Il suo grido: «Uccidete me, non la gente»

Ci sono fotografie che in una sola immagine condensano il senso (o il non-senso) di un conflitto, spiegano una vita, permettono di entrare nel cuore di una storia. Appartiene a questo genere di immagine quella che ritrae una suora in ginocchio, davanti alla polizia, schierata in assetto antisommossa. In una sola immagine tanti contenuti e nel contempo, tante domande. La prima e più urgente: ma chi è questa suora? E questa domanda deve avere attanagliato anche Gerolamo Fazzini, giornalista e saggista, che da anni segue le vicende del popolo del Myanmar. Da quando, nel 2011, da direttore del mensile «Mondo e Missione», ebbe l’occasione di recarsi sul posto per girare un documentario su padre Clemente Vismara (1897- 1988), grande evangelizzatore di quella terra, alla vigilia della sua beatificazione, creando legami e relazioni che si sono mantenute salde fino ad oggi.
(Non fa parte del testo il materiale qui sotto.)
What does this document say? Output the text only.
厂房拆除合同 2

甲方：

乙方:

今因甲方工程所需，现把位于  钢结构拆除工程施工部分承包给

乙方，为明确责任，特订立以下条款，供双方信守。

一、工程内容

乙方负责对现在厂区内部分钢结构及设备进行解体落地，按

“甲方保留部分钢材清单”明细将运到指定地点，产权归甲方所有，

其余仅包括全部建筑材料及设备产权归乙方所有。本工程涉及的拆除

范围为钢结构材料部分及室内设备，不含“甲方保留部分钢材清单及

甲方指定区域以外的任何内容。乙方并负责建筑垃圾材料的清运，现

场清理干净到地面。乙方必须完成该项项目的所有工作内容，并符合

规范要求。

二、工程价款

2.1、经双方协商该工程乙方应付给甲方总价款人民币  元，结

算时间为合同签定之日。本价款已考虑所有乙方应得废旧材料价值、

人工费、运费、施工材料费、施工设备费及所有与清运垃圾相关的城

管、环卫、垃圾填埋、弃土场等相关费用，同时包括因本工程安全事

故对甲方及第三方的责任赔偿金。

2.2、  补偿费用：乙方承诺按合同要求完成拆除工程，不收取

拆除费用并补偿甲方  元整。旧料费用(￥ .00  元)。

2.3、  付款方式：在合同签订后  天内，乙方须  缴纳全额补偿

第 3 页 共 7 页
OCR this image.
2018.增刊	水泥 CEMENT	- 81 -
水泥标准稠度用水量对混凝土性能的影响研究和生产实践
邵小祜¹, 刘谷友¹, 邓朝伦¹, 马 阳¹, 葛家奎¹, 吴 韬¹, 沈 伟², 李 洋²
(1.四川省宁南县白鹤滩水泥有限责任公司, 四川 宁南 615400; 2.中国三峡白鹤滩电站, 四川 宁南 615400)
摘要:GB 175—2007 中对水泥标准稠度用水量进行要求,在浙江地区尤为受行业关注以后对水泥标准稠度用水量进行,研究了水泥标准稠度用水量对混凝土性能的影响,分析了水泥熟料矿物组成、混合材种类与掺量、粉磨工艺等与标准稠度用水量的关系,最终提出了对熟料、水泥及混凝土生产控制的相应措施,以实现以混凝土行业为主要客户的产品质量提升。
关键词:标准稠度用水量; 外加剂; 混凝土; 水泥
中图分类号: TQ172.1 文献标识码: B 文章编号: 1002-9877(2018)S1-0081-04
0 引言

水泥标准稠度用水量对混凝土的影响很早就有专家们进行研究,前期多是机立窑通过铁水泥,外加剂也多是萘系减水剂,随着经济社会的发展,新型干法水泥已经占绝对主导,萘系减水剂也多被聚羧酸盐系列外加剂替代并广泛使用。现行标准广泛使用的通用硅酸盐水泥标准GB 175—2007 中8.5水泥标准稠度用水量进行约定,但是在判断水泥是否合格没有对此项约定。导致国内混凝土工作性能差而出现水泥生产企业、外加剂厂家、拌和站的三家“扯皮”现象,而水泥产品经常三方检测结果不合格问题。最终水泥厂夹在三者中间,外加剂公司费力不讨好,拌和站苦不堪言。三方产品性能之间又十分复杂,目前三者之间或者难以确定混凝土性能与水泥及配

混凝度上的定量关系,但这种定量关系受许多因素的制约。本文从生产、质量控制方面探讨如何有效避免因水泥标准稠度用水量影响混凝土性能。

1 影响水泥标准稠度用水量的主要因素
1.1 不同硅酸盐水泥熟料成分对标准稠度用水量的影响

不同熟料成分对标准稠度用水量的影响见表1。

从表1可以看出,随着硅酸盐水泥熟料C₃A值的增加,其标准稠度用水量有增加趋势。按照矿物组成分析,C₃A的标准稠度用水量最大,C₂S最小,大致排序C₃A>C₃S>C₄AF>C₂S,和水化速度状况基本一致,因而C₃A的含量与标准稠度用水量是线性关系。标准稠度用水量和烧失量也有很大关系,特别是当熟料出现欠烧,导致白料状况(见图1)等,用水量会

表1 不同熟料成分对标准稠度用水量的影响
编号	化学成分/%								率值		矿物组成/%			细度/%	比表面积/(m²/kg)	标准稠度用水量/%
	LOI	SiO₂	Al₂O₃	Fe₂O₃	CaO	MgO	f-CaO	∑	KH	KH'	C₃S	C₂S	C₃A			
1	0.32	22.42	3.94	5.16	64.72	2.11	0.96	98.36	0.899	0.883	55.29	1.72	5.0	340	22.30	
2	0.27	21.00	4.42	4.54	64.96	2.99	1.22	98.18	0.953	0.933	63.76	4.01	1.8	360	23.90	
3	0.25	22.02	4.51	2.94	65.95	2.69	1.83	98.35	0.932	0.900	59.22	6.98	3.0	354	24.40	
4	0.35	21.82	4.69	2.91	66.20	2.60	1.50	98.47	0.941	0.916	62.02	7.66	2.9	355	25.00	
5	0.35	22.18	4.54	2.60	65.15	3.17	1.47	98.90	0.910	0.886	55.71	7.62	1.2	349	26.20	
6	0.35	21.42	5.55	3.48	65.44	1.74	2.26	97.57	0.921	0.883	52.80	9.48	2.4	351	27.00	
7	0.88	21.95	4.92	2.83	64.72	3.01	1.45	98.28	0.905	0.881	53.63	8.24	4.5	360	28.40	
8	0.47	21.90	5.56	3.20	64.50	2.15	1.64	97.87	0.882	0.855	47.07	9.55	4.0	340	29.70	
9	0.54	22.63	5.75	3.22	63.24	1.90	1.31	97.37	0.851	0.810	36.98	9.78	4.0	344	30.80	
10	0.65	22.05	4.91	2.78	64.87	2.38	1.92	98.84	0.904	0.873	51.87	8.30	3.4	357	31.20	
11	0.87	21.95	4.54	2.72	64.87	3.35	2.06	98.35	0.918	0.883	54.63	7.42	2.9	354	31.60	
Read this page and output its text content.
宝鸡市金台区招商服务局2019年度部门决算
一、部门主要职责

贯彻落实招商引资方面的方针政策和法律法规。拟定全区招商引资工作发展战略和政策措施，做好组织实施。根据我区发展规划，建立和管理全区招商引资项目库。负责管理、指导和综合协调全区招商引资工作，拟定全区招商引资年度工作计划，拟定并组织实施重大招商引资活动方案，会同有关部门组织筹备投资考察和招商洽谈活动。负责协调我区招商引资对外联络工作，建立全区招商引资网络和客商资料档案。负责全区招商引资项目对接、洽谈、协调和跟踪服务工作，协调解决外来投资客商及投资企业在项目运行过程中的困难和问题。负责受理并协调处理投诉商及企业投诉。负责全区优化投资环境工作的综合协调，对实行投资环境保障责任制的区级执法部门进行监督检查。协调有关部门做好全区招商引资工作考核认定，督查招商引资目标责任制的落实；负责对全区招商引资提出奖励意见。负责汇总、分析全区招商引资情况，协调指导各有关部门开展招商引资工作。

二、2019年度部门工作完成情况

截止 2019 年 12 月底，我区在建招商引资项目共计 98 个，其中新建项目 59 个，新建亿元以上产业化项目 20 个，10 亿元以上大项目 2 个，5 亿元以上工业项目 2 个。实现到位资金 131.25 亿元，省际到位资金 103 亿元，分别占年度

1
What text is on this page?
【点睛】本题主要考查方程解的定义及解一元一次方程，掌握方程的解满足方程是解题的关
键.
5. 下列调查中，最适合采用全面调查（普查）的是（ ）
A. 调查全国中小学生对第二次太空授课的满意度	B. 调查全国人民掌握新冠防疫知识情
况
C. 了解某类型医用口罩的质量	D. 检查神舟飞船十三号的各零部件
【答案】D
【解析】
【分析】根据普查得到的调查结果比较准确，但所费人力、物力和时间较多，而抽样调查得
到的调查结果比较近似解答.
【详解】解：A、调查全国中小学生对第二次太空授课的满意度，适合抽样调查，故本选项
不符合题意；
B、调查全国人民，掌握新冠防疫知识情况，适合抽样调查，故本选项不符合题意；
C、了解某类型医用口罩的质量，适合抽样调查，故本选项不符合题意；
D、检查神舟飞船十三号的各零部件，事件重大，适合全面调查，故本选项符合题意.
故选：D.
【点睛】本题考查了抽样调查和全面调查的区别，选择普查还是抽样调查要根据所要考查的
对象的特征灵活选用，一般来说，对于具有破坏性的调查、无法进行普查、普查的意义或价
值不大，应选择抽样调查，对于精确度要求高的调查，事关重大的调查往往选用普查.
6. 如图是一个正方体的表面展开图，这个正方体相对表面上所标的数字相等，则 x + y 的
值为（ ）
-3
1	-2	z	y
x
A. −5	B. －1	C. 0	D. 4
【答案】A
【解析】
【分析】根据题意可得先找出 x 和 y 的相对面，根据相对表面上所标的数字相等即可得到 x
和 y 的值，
Forse è per questo che suor Ann Rose Nu Twang (1977), questo è il nome di questa suora-coraggio come è subito stata definita, si è lasciata intervistare da lui, negandosi all’ agenzia Reuters, alla Bbc e ad altri.

«Fin da piccoli», racconta suor Ann Rose, quinta di tredici fratelli e sorelle «abbiamo sperimentato sulla nostra pelle la violenza del conflitto tra militari e popolo kachin. Una guerra civile che dura dal 1948, da quando, cioè, il Myanmar conquistò l’indipendenza». Un conflitto che negli anni ha conosciuto brusche accelerate (come quella del 1988 e quella del 2007) e momenti di silenziosa latitanza. Mentre il resto del mondo era alle prese con il covid-19, ecco che in Myanmar si verifica un colpo di Stato: l’esercito mette a tacere la fragile democrazia birmana, incarnata dalla leader e premio Nobel per la pace, Aung San Suu Kyi, che viene messa agli arresti. Questa volta però il popolo (soprattutto i giovani) non ci sta e scende in piazza. È questo lo scenario che, lo scorso 28 febbraio, si offre a suor Ann Rose: «(…) ho sentito le voci e gli slogan dei dimostranti contro i militari. Poi ad un certo punto sono arrivati i camion dei soldati e della polizia; i poliziotti sono saltati giù dai loro automezzi e hanno immediatamente sparato e colpito le persone con il manganello e usando fionde».
E poi quel gesto, che riporta alla mente quello del giovane cinese che sfidò i carri armati in Piazza Tienanmen a Pechino nel 1989, o quella delle ragazze turche di Gezi Park, aggredite nel 2013: «Mi sono inginocchiata e ho alzato le braccia al cielo, invocando l’aiuto del Signore: «Se volete picchiare la gente o sparare sui dimostranti, fatelo con me al posto loro, perché non riesco a sopportare che soffrano per la violenza. Uccidete me, non la gente!»».

Piano piano la situazione si è calmata e i poliziotti hanno smesso di inseguire i civili. Ma, trascorsa una manciata di giorni, la situazione è tornata a ripetersi. L’otto marzo, Ann Rose torna ad inginocchiarsi davanti ai militari. Questa volta, alcuni di loro si inginocchiano con lei. Lei rimane in quella posizione per diverse ore, ma la violenza riprende: un giovane viene colpito alla testa e morirà alcune ore dopo.
La guerra continua, ma negli occhi di tutti resta quel gesto, insieme di estrema mansuetudine e straordinaria forza. Dove ha trovato il coraggio di affrontare a mani nude uno schieramento di uomini armati? «Credo che Dio si sia servito di me, nel momento in cui mi sono inginocchiata di fronte ai militari. Mi ha dato forza lo Spirito Santo. (…) Questo non sarà mai un Paese democratico finché i poliziotti e i soldati, che dovrebbero proteggere le persone, le ammazzano. A Dio non piace che si uccida», conclude la suora.

Gerolamo Fazzini ha raccolto la testimonianza di Suor Ann Rose in un libro dal titolo «Uccidete me non la gente» (Edizioni Emi), con la prefazione di mons. Matteo Zuppi.